I think you can simply create a test case by adding chunked prefill to any lora correctness test!
@rkooo567 actually, when I run tests/lora/test_llama.py
it passed. However, when I run examples/multilora_inference.py
with chunked prefill the results are not matching results without chunked prefill. So, want to make sure we are talking about the same issue, I am trying to look into this on my side as well.
@rkooo567 also are you seeing garbage output or an error?
you mean This also means lora is not working with sampling_params do_sample=False.
? @rkooo567
@rkooo567 actually, when I run tests/lora/test_llama.py it passed.
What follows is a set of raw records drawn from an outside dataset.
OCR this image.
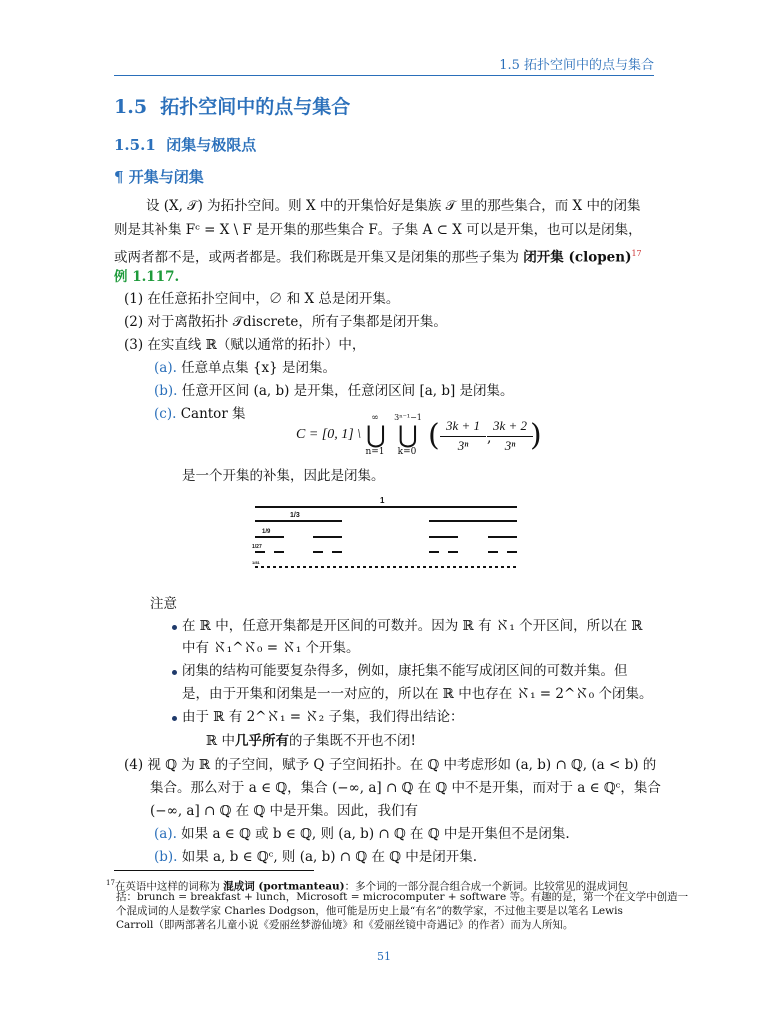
1.5 拓扑空间中的点与集合
1.5 拓扑空间中的点与集合
1.5.1 闭集与极限点
¶ 开集与闭集
设 (X, 𝒯) 为拓扑空间。则 X 中的开集恰好是集族 𝒯 里的那些集合，而 X 中的闭集
则是其补集 Fᶜ = X \ F 是开集的那些集合 F。子集 A ⊂ X 可以是开集，也可以是闭集，
或两者都不是，或两者都是。我们称既是开集又是闭集的那些子集为 闭开集 (clopen)$^{17}$
例 1.117.
(1) 在任意拓扑空间中，∅ 和 X 总是闭开集。
(2) 对于离散拓扑 𝒯discrete，所有子集都是闭开集。
(3) 在实直线 ℝ（赋以通常的拓扑）中，
(a). 任意单点集 {x} 是闭集。
(b). 任意开区间 (a, b) 是开集，任意闭区间 [a, b] 是闭集。
(c). Cantor 集
C = [0, 1] \
∞
⋃
n=1
3ⁿ⁻¹−1
⋃
k=0 ( 3k + 1
3ⁿ	,
3k + 2
3ⁿ )
是一个开集的补集，因此是闭集。
1
1/3
1/9
1/27
1/81
注意
在 ℝ 中，任意开集都是开区间的可数并。因为 ℝ 有 ℵ₁ 个开区间，所以在 ℝ
中有 ℵ₁^ℵ₀ = ℵ₁ 个开集。
闭集的结构可能要复杂得多，例如，康托集不能写成闭区间的可数并集。但
是，由于开集和闭集是一一对应的，所以在 ℝ 中也存在 ℵ₁ = 2^ℵ₀ 个闭集。
由于 ℝ 有 2^ℵ₁ = ℵ₂ 子集，我们得出结论：
ℝ 中几乎所有的子集既不开也不闭!
(4) 视 ℚ 为 ℝ 的子空间，赋予 Q 子空间拓扑。在 ℚ 中考虑形如 (a, b) ∩ ℚ, (a < b) 的
集合。那么对于 a ∈ ℚ，集合 (−∞, a] ∩ ℚ 在 ℚ 中不是开集，而对于 a ∈ ℚᶜ，集合
(−∞, a] ∩ ℚ 在 ℚ 中是开集。因此，我们有
(a). 如果 a ∈ ℚ 或 b ∈ ℚ, 则 (a, b) ∩ ℚ 在 ℚ 中是开集但不是闭集.
(b). 如果 a, b ∈ ℚᶜ, 则 (a, b) ∩ ℚ 在 ℚ 中是闭开集.
$^{17}$在英语中这样的词称为 混成词 (portmanteau)：多个词的一部分混合组合成一个新词。比较常见的混成词包
括：brunch = breakfast + lunch，Microsoft = microcomputer + software 等。有趣的是，第一个在文学中创造一
个混成词的人是数学家 Charles Dodgson，他可能是历史上最“有名”的数学家，不过他主要是以笔名 Lewis
Carroll（即两部著名儿童小说《爱丽丝梦游仙境》和《爱丽丝镜中奇遇记》的作者）而为人所知。
51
However, when I run examples/multilora_inference.py with chunked prefill the results are not matching results without chunked prefill. So, want to make sure we are talking about the same issue, I am trying to look into this on my side as well.
Hi, I just this. I think the loral + chunked prefill now is basically broken because lora assumes some index mapping that only works with default scheduling policy. I think the side effect could be wrong output or crash
you mean This also means lora is not working with sampling_params do_sample=False.? @rkooo567
Yes! that's right
🚀 The feature, motivation and pitch
Currently lora doesn't work with chunked prefill because some of lora index logic doesn't cover the case where sampling is not required. This also means lora is not working with sampling_params do_sample=True.
We need to add test cases for these. WIP https://github.com/vllm-project/vllm/pull/4994
Alternatives
No response
Additional context
No response